Il motore di rendering Gecko , cuore di tutte le applicazioni Mozilla, giungerà alla nuova versione 1.9, che attualmente si trova in una fase di sviluppo parallela a quella di Firefox 3. Le librerie grafiche Cairo 2D integrate in Gecko prenderanno il posto del sistema grafico Gfx ora in uso, con lo scopo di sfruttare la gestione vettoriale per potenziare la resa grafica. Alcune di queste modifiche hanno già effetto sulla seconda versione alpha di Gran Paradiso, ed interessano il calcolo della larghezza delle tabelle e il posizionamento tramite CSS degli elementi. Anche il nuovo sistema di antialiasing mostra risultati che lasciano ben sperare sulla futura qualità di Gran Paradiso. Ulteriori modifiche strettamente tecniche riguardano la gestione più razionale del reflow e del caricamento delle pagine XML, la compatibilità con varie specifiche CSS avanzate, il miglioramento delle funzioni di stampa dei documenti, il modello di threading , il caricamento degli elementi object ed il sistema di invio degli eventi DOM.

Sono previsti , inoltre, nuovi filtri ed elementi SVG (Scalable Vector Graphics) per una maggiore conformità con gli standard. Di particolare interesse anche la gestione dei cosiddetti microformat , che negli intenti di casa Mozilla, dovrebbe contribuire a fare di Firefox un software sempre più simile ad un ” broker di informazioni “.

Per quanto concerne la versione Mac OS X , i widgets Cocoa già utilizzati su Camino sostituiranno i precedenti Carbon , e verrà sfruttata la potente tecnologia di CoreImage con lo scopo di ottenere un rendering grafico più veloce e preciso.
Con queste novità Mozilla Corporation auspica finalmente di risolvere le note difficoltà del proprio browser nel rendering dei testi e nell’antialiasing, avvicinandosi ai livelli di Opera e Safari.

Clicca per ingrandire Altra notizia che farà felici soprattutto gli addetti ai lavori è l’ ottima compatibilità con le specifiche CSS .

Gran Paradiso alpha 2, infatti – come anche alcune nightly build precedenti – supera egregiamente il temibile Acid Test 2 che verifica il rispetto dei browser verso gli standard web, finora – tra i più diffusi – appannaggio dei soli Opera e Safari. Cliccando sulla figura a qui a fianco è possibile vedere il risultato dell’Acid Test 2 con Gran Paradiso alpha 2 (sinistra), IE7 (centro) e Opera 9.2 (destra).

Una celere verifica sulla gestione delle risorse evidenzia anche migliorie che fanno ben sperare per la soluzione dei memory leak che periodicamente affliggono Firefox.

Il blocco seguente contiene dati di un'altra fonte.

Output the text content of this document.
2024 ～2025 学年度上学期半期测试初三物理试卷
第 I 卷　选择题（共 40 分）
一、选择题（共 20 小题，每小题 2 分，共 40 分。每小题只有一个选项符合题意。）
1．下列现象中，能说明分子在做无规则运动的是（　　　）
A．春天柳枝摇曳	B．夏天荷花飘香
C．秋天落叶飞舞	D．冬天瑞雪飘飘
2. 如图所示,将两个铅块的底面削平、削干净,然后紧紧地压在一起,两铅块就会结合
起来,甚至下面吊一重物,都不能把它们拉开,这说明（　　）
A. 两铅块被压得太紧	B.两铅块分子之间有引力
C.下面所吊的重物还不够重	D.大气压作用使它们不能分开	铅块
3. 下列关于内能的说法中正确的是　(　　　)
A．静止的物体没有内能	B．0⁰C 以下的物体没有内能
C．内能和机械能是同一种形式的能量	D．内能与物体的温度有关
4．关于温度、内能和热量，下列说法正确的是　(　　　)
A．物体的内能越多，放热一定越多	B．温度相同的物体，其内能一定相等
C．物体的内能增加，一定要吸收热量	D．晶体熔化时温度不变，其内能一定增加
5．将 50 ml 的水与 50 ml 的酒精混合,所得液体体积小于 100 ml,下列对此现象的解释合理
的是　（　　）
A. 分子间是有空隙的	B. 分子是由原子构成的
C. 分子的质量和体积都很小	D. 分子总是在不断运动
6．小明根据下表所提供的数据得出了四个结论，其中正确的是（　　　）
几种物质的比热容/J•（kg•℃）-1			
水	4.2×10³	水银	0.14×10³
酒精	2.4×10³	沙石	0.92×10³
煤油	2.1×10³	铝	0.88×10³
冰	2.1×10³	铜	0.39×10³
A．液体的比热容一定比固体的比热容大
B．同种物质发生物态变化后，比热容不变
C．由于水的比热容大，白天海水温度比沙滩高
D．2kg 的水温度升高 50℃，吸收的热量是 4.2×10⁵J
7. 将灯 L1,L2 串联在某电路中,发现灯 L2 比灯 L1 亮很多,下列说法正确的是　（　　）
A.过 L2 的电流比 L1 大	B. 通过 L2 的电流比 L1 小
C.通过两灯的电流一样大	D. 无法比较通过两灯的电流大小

Una menzione anche per il buon supporto della specifica W3C MathML , già disponibile da Firefox 2, ed invece ancora zoppicante nel recente IE7.
Infine un’annotazione da prendere col beneficio d’inventario: nonostante l’uso intenso e prolungato di Gran Paradiso alpha 1, e l’uso intenso per un’intera nottata dell’alpha 2, si è verificato un solo crash del software, il che fa ben sperare sulla stabilità della versione definitiva.

La carne al fuoco, valutati i vari aspetti, appare quindi tanta, e se ne potrà valutare meglio il gusto mano a mano che le nuove versioni verranno messe a rosolare sul Web.

Intanto tutte queste novità comportano fin d’ora l’ abbandono delle piattaforme Windows 95, 98, e ME e di Mac OS X 10.2 . Firefox 3, infatti, girerà soltanto su Windows 2000, XP, 2003 Server e Vista, su OS X 10.3.9 o superiori, e su varie release Linux.

Secondo quanto previsto dalla roadmap ufficiale, la pubblicazione di Firefox 3 avverrà nel novembre di quest’anno , non prima del rilascio di almeno un paio di versioni beta.

I progetti di Mozilla Corporation sono quelli di rendere pubblica una nuova major release di Firefox ogni anno, e per ora i conti sembrano tornare: Firefox 1.5 risale infatti al novembre 2005, Firefox 2 alla fine di ottobre 2006 e, come si è detto, Firefox 3 è atteso per la fine di quest’anno.